¿Cómo será el gasto en los hogares españoles durante 2016?

Según los datos del ejercicio anterior, el consumo privado fue el pilar que aportó más de la mitad del crecimiento de la economía de nuestro país durante 2015. De hecho, durante el primer trimestre del año en curso el gasto de las familias españolas ha girado en torno a unos 157.000 millones de euros, lo que supone más o menos el 57 % de la renta nacional, cifras que contrastan y mucho con la desaceleración del consumo que se ha estado viviendo en nuestro país desde el inicio de la crisis en 2008.

A día de hoy, las rentas de las familias españolas se han beneficiado en su consumo de ciertas situaciones temporales que probablemente no volverán a darse. Por ejemplo:

  • La disminución de los tipos de interés propiciada por las decisiones tomadas por el Banco Central Europeo, lo que ha permitido a la mayor parte de las familias españolas sentirse mucho más desahogadas respecto a su carga financiera en gastos tan importantes como las hipotecas. De hecho, durante el año pasado se ahorraron aproximadamente 7000 millones de euros en pagos de intereses. 
  • La caída del precio del petróleo, la cual ha tenido unas consecuencias muy positivas en la economía de todos los hogares.

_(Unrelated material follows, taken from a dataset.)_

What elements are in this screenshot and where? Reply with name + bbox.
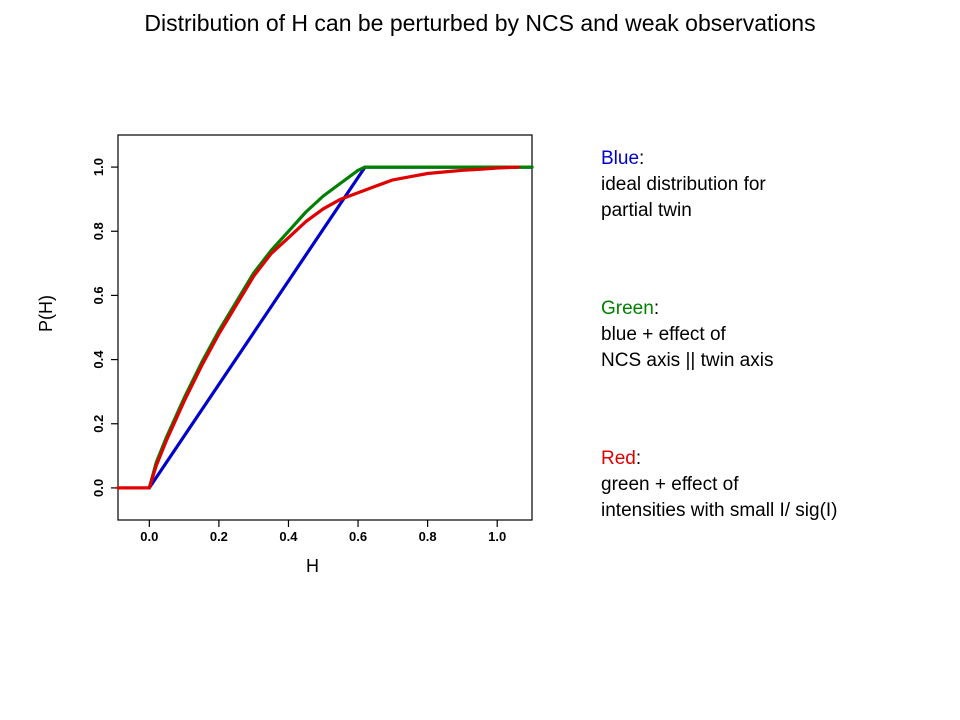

Esto nos hace pensar en una pregunta muy clara, ¿el nivel de consumo actual es sostenible? La respuesta, lamentablemente, es negativa. No hay que olvidar que las perspectivas apuntan a una estabilización e incluso repunte de los precios de las materias primas importadas, que será más preocupante si el euro se deprecia respecto al dólar, moneda en la cual se fijan los precios internacionales.
Por otro lado, no se puede aumentar el crecimiento del gasto de las familias si no se generan nuevas fuentes de ingresos o por lo menos, ingresos suficientes que permitan sostener el crecimiento económico. No hay que olvidar que las familias españolas consiguieron ahorrar hasta 2014 aproximadamente gracias a la creación de nuevos puestos de trabajo. Lamentablemente en la actualidad la falta de empleo y de puestos estables ha supuesto una caída en picado de los ahorros. Actualmente se calcula que las familias logran guardar aproximadamente el 6 % de lo que ingresan, lo que supone una tasa 4 puntos por debajo de la media que se estableció con la entrada del euro. Esta situación hace insostenible que el consumo se sostenga sobre la mermada tesorería que generan las familias.
Igualmente el endeudamiento de las familias españolas es cada vez más alto según lo indican las estimaciones publicadas por Bankia a lo largo de la semana pasada. En general, la deuda supera a la cantidad de dinero que es capaz de generar cada familia anualmente.
A pesar de que se han puesto en marcha ciertas iniciativas, como la reducción del IRPF que ha impactado muy positivamente en los ingresos disponibles y que permite mejorar la productividad en el ámbito privado, si el gasto público se contrae, esta acción no servirá de nada.
Por tanto la conclusión es sencilla: es imposible que los hogares españoles mantengan el nivel de gasto actual sin endeudarse o sin verse obligado a recurrir a sus ahorros, lo que convierte en muy acertada la previsión del Banco de España sobre la reducción del ritmo de crecimiento del consumo en nuestro país. Sólo se conseguirá mejorar el consumo si se logra estabilizar y afianzar el empleo y aumenta tanto la inversión pública como privada para mejorar el potencial económico del país y tomar el relevo del consumo.